Une reconnaissance de plus pour la Britannique d’origine serbe, qui a présenté sa première collection en 2005 à la Fashion Week de Londres. Pourtant, ce n’est qu’avec l’arrivée d’un nouvel investisseur, en 2014, qu’elle est réellement entrée dans la cour des grands. Cette année-là, elle s’est retrouvée pour la première fois dans le ‘BOF 500’, le ‘who’s who’ annuel du monde de la mode établi par le magazine professionnel Business of Fashion.

C’est également cette même année que Roksanda a percé, après l’ouverture d’une boutique chic à Mayfair (l’architecte de service était la vedette britannique Sir David Adjaye) et sa décision de ne plus reprendre son nom de famille, souvent mal orthographié, dans l’intitulé de son label.
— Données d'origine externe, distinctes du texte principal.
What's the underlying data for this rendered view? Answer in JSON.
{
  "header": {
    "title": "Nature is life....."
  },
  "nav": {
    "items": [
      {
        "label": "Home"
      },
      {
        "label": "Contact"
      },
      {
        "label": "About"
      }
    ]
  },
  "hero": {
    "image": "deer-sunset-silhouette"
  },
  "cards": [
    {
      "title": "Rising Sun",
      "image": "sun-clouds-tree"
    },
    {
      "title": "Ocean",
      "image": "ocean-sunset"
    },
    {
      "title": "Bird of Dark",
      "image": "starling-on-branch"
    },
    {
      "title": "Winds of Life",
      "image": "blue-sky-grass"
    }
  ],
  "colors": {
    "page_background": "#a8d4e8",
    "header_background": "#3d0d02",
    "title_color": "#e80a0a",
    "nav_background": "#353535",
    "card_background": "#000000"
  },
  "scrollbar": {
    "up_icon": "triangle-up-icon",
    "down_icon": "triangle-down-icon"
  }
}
Aujourd’hui, ses vêtements sont vendus dans plus d’une trentaine de pays. Forte de ce succès, elle a très vite reçu des propositions émanant d’autres secteurs. Pour la créatrice, les frontières entre le monde de la mode, de l’art et du design sont ténues.

©Michael Sinclair

Elle a été commissaire d’une vente aux enchères d’art contemporain et moderne pour Sotheby’s, a conçu une ligne de céramiques et créé une collection capsule pour la Frieze Art Fair à Londres, pour laquelle elle s’est inspirée du couple d’artistes allemands Josef et Anni Albers. Elle a également travaillé avec des grands noms, comme l’artiste conceptuel américain Mel Bochner et l’artiste franco-américaine Niki de Saint Phalle.
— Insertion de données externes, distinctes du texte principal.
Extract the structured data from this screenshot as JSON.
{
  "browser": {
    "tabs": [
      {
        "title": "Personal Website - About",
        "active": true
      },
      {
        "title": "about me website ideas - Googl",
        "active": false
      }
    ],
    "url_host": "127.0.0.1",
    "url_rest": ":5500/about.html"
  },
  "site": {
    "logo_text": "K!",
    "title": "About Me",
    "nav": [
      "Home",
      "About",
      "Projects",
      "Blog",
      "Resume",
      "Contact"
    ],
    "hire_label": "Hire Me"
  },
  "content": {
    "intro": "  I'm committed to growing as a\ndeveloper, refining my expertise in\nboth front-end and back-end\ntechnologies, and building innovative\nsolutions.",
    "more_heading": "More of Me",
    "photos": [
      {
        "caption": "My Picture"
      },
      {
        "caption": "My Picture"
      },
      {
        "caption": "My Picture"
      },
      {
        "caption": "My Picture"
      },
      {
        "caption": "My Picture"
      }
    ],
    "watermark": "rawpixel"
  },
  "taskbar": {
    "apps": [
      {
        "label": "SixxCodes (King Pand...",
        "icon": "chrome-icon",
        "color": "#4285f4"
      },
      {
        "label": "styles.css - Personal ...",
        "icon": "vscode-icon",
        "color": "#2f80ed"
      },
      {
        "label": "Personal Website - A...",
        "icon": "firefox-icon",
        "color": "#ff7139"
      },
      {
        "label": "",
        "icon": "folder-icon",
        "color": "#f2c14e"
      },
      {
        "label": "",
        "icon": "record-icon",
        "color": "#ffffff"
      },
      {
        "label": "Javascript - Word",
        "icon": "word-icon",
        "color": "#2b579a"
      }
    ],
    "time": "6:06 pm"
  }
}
Par ailleurs, elle collectionne le mobilier signé Eileen Gray, Lina Bo Bardi et Pierre Paulin.

Femmes puissantes 

La décoration du penthouse Gasholders imaginé par Roksanda est un terrain de jeux pour name droppers: on y trouve des meubles du Parisien Christophe Delcourt, du designer-architecte suisse Pierre Jeanneret et de l’Autrichien Paolo Piva. La liste des power women dont les objets et les œuvres d’art sont exposés dans l’appartement est encore plus remarquable.

©Michael Sinclair

Roksanda a choisi une chaise en cuir tabac de la pionnière moderniste brésilienne Lina Bo Bardi ainsi que des fauteuils et une table ovale de Charlotte Perriand, la Française qui a enfreint les conventions de son époque en matière de design. Nous avons aussi repéré des céramiques d’Alana Wilson et de Christine Roland ainsi que des sculpturales lampes de la Britannique Claire Norcross.
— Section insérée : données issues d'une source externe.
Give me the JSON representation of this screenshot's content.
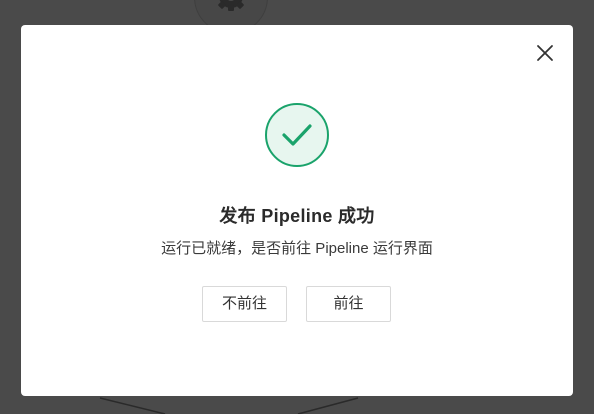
{
  "dialog": {
    "title": "发布 Pipeline 成功",
    "message": "运行已就绪，是否前往 Pipeline 运行界面",
    "cancel_label": "不前往",
    "confirm_label": "前往",
    "close_icon": "close-icon",
    "status_icon": "success-check-icon"
  },
  "background": {
    "node_icon": "gear-icon"
  },
  "colors": {
    "success": "#1aa36b",
    "success_fill": "#e7f6ef",
    "overlay": "#4a4a4a"
  }
}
Cette touche féminine se retrouve également dans les détails: couvertures en laine mérinos de Lena Rewell, rideaux en feutre de laine rose tendre de Kvadrat, bibliothèque remplie de publications sur le travail des artistes qu’elle admire - Anni Albers, Sonia Delaunay-Terk, Marina Abramovic, Isa Genzken, Marlene Dumas, pour n’en citer que quelques-unes. Et, sur la table de nuit, des bouquins de Patti Smith et Joan Didion.

©Michael Sinclair

Last but not least, la designer a chargé l’artiste suisse Caroline Denervaud de réaliser une fresque murale dans le hall et la cuisine. "Je voulais qu’il y ait quelque chose de beau à voir dès l’entrée", précise Roksanda dans une interview du Financial Times. "L’escalier et le bâtiment sont très masculins. Ma première analyse a été la suivante: ces lieux manquaient de féminité et de chaleur." Ainsi soit-elle.

Cet article paraît dans notre numéro spécial mode du 31 août 2019.